Black Bean and Butternut Squash Chili
adapted from epicurious

  • 2 tablespoons olive oil
  • 2 1/2 cups chopped onions
  • 3 garlic cloves, chopped
  • 2 1/2 cups 1/2-inch pieces peeled butternut squash
  • 2 tablespoons chili powder
  • 2 teaspoons ground cumin
  • 3 15-ounce cans black beans, rinsed, drained (I substituted one of the cans of beans with a cup of frozen corn because I only had 2 cans of beans)
  • 2 1/2 cups vegetable broth
  • 1 14 1/2-ounce can diced tomatoes in juice
  • 3 cups (packed) coarsely chopped Swiss chard leaves (from 1 small bunch)
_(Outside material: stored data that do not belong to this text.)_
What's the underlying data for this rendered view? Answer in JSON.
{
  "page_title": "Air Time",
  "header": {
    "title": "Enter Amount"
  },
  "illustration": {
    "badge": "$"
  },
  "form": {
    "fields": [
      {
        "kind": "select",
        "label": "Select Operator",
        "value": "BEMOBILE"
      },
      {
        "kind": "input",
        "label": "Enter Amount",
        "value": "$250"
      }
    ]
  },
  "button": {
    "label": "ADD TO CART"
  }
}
  • Garnish: diced avocado, shredded cheese, cilantro leaves
  • Directions: Heat oil in heavy large pot over medium-high heat. Add onions and garlic; sauté until tender and golden, about 9 minutes. Add squash; stir 2 minutes. Stir in chili powder and cumin. Stir in beans, broth, and tomatoes with juices; bring to boil. Reduce heat and simmer, uncovered, until squash is tender, about 15 minutes. Stir in chard; simmer until chard is tender but still bright green, about 4 minutes longer. Season to taste with salt and pepper. Ladle chili into bowls and serve.